# 2005 28frl-s



## scouser (Apr 4, 2005)

Hi All,
We picked up our new unit yeserday, (28FRL-S) and after having a couple of pints in it (the celebration..... you know) I noticed two screw heads on the step from galley area to the bedroom area does anybody eles have them? or know what they are for? the screws are round heads and have been put in after the carpet was installed!!
Thanks


----------



## our2girls (Jan 26, 2005)

Hello! and Welcome!

I have surmised that by your name "scouser" you are from Liverpool? My wife is originally from Widnes!

Enjoy the new Outback!!

Mike


----------



## scouser (Apr 4, 2005)

our2girls said:


> Hello! and Welcome!
> 
> I have surmised that by your name "scouser" you are from Liverpool?
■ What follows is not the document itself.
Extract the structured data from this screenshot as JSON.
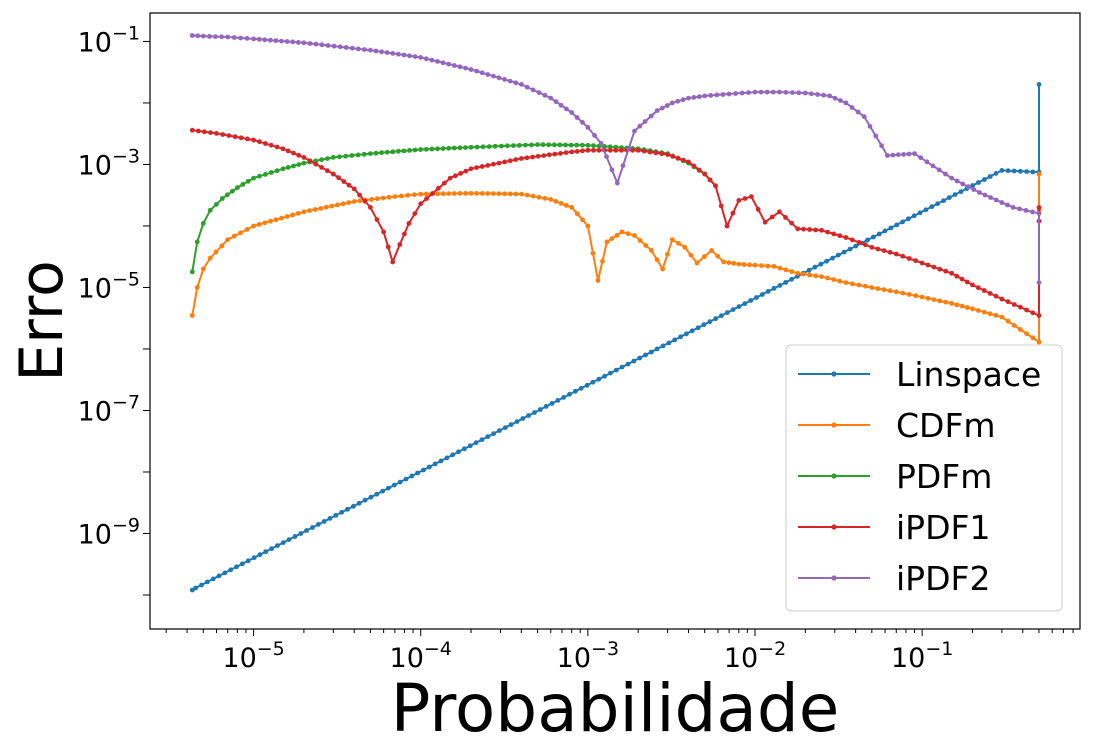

My wife is originally from Widnes!
> 
> ...


Hi Mike,
Yeah from Garston Liverpool just down the Ford road from Widnes.

Best Regards


----------



## kjp1969 (Apr 25, 2004)

I've got them too- I think they hold the stair to the wall. It's a pretty sorry technique, I'd say.
Kevin P.


----------



## CamperDC (Oct 30, 2003)

We have them on our step into the rear queen slide on the 28rss.


----------